Волк усмехнулся, показав клыки. Оленка погладила его по голове:

– Вправду, что ль, Мотря?

Волк так явственно покачал головой, что Оленка подумала: «Сей же час скажет, мол, не угадала».

– Не Матрена, стало быть… ах, ты ж, Господи! Ты к рыжему идешь, да? К хахалю ее? Про которого расславили, что колдун?

Волк кивнул так же явственно и, глядя Оленке в глаза, снова показал мордой на Матренин дом. После тяжело прилег на обочине тракта.

– Ох, – пробормотала Оленка. – Мне сходить велишь? Тяжко тебе, больно, да? Хочешь, чтоб я пошла, рыжего привела к тебе? Чудной ты зверь… другой человек так не объяснится…
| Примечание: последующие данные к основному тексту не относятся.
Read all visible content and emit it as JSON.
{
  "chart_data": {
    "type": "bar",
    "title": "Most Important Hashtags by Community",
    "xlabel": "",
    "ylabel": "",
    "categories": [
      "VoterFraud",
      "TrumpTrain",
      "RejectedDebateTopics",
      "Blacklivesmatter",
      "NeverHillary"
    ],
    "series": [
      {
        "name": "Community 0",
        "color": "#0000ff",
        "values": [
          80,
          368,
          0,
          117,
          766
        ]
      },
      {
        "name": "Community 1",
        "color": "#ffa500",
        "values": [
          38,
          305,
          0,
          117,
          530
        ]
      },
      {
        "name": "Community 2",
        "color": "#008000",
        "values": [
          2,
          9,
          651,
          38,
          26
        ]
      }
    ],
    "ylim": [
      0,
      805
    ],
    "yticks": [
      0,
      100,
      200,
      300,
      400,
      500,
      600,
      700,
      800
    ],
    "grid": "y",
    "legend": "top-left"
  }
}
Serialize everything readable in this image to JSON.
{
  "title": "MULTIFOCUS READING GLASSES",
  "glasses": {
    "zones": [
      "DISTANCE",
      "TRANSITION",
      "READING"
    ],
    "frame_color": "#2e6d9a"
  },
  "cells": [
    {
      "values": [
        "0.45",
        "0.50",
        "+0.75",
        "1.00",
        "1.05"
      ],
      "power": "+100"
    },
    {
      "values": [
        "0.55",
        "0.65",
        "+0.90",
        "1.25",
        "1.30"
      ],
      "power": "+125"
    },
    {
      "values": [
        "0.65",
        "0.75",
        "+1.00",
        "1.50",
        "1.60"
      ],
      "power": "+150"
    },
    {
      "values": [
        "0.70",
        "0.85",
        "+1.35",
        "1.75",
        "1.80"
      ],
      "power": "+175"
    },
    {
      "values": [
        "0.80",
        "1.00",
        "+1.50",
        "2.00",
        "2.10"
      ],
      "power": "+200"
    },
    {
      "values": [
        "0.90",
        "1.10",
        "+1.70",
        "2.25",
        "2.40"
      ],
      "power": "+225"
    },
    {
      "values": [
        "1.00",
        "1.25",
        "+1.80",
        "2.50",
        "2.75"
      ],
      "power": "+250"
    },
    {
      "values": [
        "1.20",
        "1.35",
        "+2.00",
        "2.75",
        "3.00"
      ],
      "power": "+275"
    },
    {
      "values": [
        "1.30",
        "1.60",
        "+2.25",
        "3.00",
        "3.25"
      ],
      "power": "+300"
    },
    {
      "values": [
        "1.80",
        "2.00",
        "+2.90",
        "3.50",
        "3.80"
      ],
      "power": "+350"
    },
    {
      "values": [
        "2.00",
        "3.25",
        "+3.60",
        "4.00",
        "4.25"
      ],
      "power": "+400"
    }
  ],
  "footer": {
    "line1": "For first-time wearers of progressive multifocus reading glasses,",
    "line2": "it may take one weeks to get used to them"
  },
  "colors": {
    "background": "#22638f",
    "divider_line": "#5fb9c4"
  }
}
Волк смотрел, умоляя и настаивая. Оленка решилась и кивнула.

Она оставила зверя лежать в одиночестве, перебежала дорогу и вошла к Матрене на одворину. Никогда раньше Оленка тут не бывала, разве что через плетень видала – но нынче утром нищий домишко, под первыми солнечными лучами и весь в снежном блеске, смотрел чистенько и почти празднично. Серая кошка запрыгала по снегу от хлева к крыльцу, боднула Оленку в валенок и мурлыкнула.

Оленка нагнулась, чтобы погладить кошку – и тут дверь в сени открылась с чуть слышным скрипом. На пороге стоял рыжий, накинув на плеча тулуп, и глядел на Оленку серьезно, пристально и, пожалуй, приветливо. Его она тоже впервой вблизи увидала.

Он, этот суженый-пересуженый деревенскими болтунами парень, вдруг оказался таким писаным красавцем да, к тому ж, таким чистым и строгим, что у Оленки дух захватило. А рыжий улыбнулся да сказал:

– Здорово, Оленка. Каким ветром тебя занесло-то сюда?

Оленка невольно потупилась.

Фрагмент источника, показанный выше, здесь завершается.